Antidote for Drug Addiction We can end the blight of heroin, cocaine, and opiate addition in one generation Eric LaMont Gregory
CBS Newscast
I applaud the Ohio State Legislature for addressing the problem of drug addiction, albeit in a way that circumvents the essential issues involved. At least some aspect of the problem is on the agenda, and perhaps a more profound examination will ensue from this very meager beginning.
While it is unlikely that any minority party sponsored bill will move through our legislature in Columbus, lawmakers are considering a bill that would allow city health officials to establish needle exchange programs for drug addicts without approval from local city councils.
Surely, the sponsors of HB182 realize that their attempt to bypass local elected officials conjures images of a more invasive government the rejection of which is why the sponsors are in the minority party.
Those opposed argue, and rightly, that local elected officials should approve any such program. And, are concerned that passing out clean needles would be endorsing drug use.
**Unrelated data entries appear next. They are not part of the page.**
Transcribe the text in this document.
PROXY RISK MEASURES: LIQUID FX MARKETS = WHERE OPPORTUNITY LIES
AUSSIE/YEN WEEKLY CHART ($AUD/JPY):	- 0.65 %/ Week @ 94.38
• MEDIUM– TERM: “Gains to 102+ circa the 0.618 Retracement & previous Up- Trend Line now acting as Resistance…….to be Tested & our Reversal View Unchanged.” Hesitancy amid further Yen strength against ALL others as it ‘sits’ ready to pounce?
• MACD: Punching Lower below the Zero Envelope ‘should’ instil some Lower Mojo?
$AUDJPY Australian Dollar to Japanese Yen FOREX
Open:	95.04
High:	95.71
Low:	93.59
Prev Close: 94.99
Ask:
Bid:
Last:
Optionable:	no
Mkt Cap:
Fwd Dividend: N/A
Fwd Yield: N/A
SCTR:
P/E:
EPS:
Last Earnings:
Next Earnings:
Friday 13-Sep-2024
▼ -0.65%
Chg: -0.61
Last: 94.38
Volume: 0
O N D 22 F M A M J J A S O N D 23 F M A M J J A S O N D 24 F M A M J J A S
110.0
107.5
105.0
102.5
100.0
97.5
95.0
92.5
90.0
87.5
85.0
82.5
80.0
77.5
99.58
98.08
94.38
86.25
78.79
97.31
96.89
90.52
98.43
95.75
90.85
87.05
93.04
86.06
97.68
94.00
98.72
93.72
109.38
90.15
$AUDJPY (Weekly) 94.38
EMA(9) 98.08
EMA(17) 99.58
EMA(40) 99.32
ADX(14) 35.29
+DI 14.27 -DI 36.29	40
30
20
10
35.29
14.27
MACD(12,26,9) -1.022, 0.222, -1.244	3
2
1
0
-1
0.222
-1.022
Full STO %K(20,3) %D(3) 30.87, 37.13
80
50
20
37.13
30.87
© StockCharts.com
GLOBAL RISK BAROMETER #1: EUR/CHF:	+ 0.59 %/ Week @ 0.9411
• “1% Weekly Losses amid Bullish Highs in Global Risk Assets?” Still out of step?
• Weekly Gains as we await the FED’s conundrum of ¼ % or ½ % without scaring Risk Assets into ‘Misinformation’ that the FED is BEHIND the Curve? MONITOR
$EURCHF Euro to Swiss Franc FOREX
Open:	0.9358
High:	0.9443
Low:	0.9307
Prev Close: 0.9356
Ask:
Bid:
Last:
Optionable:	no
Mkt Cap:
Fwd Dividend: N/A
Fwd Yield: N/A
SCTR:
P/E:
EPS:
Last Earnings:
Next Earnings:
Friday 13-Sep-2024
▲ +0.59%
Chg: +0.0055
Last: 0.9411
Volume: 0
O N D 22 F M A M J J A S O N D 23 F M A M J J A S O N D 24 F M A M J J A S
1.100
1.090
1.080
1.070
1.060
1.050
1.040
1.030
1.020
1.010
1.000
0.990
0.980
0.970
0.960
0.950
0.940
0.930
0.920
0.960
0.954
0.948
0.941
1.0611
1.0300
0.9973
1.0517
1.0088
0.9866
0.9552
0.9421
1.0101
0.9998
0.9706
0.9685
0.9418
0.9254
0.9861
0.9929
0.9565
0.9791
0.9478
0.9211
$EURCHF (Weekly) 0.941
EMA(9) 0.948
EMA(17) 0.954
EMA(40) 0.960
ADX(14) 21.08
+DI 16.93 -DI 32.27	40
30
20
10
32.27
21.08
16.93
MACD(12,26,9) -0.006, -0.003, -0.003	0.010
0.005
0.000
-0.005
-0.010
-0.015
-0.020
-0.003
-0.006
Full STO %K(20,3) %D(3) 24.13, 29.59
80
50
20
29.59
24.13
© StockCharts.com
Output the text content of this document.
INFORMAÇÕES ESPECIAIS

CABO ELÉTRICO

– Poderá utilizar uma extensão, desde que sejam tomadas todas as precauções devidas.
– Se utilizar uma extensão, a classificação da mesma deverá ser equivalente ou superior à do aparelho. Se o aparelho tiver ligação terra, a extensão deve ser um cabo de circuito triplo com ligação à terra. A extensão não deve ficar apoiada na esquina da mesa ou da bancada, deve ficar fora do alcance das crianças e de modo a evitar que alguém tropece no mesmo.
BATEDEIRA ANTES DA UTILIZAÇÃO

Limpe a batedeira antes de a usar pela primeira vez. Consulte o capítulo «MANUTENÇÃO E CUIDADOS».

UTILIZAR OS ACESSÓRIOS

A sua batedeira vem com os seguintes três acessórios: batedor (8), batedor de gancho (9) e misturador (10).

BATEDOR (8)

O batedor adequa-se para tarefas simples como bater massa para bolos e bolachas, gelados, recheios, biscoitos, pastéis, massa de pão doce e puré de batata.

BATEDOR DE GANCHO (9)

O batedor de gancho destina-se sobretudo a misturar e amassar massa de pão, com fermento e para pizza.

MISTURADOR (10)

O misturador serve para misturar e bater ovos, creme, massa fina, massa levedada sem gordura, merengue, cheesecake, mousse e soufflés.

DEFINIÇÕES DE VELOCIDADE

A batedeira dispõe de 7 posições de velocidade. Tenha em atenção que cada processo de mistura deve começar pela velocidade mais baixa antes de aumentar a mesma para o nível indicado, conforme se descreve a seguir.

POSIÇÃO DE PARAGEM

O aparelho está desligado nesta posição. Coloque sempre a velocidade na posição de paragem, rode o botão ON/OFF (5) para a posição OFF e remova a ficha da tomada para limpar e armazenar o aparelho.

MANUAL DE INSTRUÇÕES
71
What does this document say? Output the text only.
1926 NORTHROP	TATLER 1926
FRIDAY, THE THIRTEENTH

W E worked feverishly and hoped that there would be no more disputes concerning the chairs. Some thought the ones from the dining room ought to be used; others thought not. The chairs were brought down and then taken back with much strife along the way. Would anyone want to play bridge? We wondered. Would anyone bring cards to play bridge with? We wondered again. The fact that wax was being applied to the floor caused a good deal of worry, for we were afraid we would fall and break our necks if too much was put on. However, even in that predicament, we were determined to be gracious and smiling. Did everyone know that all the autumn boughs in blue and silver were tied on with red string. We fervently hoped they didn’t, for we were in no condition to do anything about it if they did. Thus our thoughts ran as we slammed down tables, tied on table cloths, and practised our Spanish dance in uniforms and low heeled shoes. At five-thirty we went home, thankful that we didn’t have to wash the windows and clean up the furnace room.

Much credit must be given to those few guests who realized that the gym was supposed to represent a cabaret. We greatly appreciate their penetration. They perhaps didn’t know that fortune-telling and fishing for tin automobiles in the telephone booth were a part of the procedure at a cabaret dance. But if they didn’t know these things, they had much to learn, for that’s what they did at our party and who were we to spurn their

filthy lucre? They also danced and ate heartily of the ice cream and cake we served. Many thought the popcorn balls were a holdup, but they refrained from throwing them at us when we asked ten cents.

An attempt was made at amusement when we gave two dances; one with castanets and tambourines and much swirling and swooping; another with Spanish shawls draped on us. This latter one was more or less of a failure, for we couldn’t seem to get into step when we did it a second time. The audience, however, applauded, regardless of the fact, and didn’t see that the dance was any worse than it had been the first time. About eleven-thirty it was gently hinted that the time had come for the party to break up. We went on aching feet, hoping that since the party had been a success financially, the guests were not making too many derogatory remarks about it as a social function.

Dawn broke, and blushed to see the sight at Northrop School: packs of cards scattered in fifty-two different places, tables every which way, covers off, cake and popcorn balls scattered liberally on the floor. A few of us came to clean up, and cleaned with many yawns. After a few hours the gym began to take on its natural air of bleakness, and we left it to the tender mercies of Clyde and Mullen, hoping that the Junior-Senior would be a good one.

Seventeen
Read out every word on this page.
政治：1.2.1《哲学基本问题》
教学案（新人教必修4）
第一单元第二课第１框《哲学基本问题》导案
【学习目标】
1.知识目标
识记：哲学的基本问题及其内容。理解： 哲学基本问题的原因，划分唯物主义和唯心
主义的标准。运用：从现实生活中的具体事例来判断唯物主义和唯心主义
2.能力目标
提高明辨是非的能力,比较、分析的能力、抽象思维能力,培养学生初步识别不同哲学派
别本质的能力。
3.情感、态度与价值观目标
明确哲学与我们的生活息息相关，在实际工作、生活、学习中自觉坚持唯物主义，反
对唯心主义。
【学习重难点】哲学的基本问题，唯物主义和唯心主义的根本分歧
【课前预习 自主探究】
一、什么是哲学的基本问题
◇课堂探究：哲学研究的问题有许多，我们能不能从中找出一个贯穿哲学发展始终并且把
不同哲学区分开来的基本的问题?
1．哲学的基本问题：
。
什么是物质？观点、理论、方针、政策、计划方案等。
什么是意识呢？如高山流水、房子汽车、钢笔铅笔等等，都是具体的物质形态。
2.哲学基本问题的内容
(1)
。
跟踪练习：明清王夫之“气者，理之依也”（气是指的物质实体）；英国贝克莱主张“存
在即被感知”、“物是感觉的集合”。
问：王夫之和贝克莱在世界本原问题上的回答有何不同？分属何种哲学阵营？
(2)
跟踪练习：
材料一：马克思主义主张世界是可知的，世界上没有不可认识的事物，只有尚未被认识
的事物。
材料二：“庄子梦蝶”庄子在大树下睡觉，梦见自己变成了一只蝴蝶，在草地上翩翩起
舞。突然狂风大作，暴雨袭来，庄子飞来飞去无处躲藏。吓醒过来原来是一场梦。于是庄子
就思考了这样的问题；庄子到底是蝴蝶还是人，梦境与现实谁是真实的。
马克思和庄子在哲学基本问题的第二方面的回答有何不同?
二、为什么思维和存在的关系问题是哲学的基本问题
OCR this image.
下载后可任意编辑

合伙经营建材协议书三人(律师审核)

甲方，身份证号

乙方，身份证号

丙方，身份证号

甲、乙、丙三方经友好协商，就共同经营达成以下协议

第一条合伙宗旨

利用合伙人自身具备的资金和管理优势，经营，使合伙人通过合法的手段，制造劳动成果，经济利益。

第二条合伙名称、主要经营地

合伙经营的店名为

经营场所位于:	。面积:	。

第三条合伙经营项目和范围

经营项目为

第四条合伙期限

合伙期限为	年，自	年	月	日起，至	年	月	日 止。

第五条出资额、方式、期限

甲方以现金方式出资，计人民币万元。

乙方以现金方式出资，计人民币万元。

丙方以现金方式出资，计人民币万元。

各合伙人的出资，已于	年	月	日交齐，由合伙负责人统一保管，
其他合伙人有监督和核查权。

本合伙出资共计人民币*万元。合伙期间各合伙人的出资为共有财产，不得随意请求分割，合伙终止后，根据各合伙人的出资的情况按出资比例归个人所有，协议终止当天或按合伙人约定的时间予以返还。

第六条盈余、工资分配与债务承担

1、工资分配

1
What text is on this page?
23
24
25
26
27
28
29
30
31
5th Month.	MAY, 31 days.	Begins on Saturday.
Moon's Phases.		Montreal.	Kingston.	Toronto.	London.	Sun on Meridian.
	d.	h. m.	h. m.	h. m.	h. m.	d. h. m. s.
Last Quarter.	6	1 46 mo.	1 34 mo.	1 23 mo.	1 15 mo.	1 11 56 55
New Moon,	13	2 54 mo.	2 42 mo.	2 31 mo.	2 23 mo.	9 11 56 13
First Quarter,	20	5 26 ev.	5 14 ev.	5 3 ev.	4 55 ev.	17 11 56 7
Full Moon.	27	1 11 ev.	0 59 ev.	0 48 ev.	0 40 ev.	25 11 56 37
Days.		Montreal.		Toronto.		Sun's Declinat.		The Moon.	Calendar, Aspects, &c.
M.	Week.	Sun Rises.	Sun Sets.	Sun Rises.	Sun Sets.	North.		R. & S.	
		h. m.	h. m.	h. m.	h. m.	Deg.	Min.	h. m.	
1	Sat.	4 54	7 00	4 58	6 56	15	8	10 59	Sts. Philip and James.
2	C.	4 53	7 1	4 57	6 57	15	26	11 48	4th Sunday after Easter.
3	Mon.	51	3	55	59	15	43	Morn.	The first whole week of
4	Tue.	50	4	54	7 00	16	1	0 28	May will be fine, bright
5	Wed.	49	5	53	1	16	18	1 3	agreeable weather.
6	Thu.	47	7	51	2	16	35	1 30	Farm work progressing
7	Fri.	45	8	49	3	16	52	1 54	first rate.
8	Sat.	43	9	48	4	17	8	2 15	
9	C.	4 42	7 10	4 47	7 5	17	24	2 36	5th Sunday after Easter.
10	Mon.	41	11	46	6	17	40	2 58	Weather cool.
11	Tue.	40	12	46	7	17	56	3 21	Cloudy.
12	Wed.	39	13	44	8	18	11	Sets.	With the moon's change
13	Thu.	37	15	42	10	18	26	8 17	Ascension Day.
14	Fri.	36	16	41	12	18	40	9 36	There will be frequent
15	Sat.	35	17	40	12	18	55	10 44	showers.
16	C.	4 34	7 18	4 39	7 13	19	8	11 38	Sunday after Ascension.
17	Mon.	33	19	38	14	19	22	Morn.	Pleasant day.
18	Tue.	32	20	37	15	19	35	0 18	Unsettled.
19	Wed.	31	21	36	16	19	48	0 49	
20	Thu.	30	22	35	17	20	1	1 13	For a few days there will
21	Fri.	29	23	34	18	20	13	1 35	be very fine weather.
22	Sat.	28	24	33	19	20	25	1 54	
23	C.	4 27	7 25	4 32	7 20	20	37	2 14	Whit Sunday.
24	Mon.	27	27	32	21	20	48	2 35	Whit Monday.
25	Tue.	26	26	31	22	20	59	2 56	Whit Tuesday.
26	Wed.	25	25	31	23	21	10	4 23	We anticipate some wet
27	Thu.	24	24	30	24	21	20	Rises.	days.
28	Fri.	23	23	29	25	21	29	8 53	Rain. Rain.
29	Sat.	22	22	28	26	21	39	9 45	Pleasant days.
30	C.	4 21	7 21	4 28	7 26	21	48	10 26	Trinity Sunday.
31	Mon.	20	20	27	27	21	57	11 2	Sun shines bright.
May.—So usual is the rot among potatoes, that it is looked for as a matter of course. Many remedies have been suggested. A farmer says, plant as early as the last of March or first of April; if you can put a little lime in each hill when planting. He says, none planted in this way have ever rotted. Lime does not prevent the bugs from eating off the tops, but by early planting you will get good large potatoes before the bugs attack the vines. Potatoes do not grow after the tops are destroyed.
Each governing body in this state has the right, if not the responsibility to weigh the benefits of such an initiative in their local communities.
Knowing that the validity of any argument is easily attained by looking at outcomes. It is rather obvious that withholding clean needles will not reduce health costs associated with illicit drug use, but this fact alone cannot overcome the objection to the way the bill structures its implementation. Remember, the electors have shown their desire for limited government, not limited involvement in local matters, even those matters with wide implications such as drug addiction.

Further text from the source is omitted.